Let’s look at why inflation is no excuse for a lifestyle creep – and how you can avoid slowly getting yourself into trouble.

Inflation WILL Happen

First of all, inflation is inevitable and a fundamental aspect of any economy. While its rate may vary over time, it's almost always present. Using inflation as an excuse to inflate your lifestyle perpetually sets a dangerous precedent. Instead of adjusting your spending habits every time inflation ticks up, try to adopt a sustainable financial strategy that considers inflation as a constant factor.

Take Time to Evaluate Your Spending

Is it the price of eggs that is making a dent in your bank account…or did you subscribe to three more streaming services this year? While inflation may lead to higher prices for goods and services, it's crucial to differentiate between necessities and luxuries. Not all expenses are equally affected by inflation.
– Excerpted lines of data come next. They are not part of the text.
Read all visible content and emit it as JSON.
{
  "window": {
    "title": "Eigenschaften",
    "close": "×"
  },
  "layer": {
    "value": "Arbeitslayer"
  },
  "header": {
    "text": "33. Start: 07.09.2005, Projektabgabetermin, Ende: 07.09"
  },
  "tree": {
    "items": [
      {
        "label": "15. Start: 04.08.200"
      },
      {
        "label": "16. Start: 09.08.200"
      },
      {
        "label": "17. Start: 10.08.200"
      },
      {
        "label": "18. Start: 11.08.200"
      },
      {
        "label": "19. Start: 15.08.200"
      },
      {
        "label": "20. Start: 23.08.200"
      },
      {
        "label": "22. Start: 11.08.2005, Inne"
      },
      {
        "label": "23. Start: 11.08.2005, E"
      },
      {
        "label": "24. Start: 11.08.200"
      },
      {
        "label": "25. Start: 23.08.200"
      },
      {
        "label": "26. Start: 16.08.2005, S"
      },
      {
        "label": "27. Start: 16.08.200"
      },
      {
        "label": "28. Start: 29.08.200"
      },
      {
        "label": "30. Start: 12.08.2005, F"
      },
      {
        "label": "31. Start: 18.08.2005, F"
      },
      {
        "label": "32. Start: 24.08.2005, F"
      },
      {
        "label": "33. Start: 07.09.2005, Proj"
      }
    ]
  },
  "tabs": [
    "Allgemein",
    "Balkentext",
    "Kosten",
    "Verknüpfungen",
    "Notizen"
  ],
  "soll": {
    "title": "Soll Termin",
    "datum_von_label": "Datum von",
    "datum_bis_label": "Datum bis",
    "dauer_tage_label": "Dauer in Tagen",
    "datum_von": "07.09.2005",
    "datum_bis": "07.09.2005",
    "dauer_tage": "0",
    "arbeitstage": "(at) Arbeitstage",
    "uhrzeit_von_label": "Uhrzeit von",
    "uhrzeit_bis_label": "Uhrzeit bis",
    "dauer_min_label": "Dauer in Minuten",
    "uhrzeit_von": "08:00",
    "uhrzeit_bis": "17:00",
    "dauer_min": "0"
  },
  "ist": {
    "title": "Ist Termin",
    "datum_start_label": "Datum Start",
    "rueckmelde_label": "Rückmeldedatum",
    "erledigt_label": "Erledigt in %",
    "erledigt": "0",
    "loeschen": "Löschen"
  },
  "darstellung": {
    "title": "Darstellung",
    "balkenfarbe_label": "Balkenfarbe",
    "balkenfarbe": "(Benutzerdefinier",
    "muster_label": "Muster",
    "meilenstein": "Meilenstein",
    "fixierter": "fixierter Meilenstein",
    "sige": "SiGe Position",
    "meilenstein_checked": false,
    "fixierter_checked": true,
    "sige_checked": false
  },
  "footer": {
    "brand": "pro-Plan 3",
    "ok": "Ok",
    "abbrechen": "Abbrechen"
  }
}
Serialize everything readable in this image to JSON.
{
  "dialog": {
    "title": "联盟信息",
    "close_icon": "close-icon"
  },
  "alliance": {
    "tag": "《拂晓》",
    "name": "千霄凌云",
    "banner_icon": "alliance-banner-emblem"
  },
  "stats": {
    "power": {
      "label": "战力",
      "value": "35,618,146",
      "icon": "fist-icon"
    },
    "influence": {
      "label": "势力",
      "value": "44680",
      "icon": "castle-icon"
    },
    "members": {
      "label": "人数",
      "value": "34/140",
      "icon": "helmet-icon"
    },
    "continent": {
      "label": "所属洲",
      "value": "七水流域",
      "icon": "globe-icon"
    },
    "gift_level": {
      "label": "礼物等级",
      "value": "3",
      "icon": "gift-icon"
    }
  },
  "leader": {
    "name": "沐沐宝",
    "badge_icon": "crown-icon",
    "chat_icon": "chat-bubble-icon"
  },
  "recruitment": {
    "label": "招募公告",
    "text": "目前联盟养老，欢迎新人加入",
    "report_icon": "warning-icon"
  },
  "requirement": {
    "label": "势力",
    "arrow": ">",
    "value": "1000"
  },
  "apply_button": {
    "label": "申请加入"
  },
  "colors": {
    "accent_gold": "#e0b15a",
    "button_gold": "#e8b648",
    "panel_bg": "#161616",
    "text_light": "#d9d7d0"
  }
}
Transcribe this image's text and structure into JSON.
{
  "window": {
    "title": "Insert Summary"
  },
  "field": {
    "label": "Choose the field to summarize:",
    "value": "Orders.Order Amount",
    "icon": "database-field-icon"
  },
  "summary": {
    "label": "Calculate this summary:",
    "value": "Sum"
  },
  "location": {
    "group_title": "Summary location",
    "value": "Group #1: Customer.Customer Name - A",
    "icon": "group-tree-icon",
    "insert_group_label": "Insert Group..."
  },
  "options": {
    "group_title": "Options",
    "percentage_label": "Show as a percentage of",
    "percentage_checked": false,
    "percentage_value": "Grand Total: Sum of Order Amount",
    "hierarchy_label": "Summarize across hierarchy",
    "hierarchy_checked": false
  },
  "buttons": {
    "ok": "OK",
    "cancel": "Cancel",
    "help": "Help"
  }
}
This is when it’s important to be honest with yourself.

Practice Saving Dynamically

Dynamic saving, also known as flexible saving, emphasizes adaptability and responsiveness to changing circumstances. Unlike traditional saving methods that involve rigid savings targets and fixed contributions, dynamic saving acknowledges the fluid nature of income, expenses, and financial goals, allowing you to adjust your saving habits. In other words, if your income goes up, so does the automated amount you have going into your savings or retirement accounts. Instead of using 100% of your raise to buy something new and shiny, you contribute more to your future and avoid the lifestyle creep.

 

I have a feeling that almost everyone has found themselves using inflation as an excuse for the reason why ALL of their bills have gone up at some point. That’s because your bills likely have gone up! However, financial planning is about pausing every once in a while, and really looking at what’s going on in your accounts. This is a lifelong process – one that I’m happy to help you with.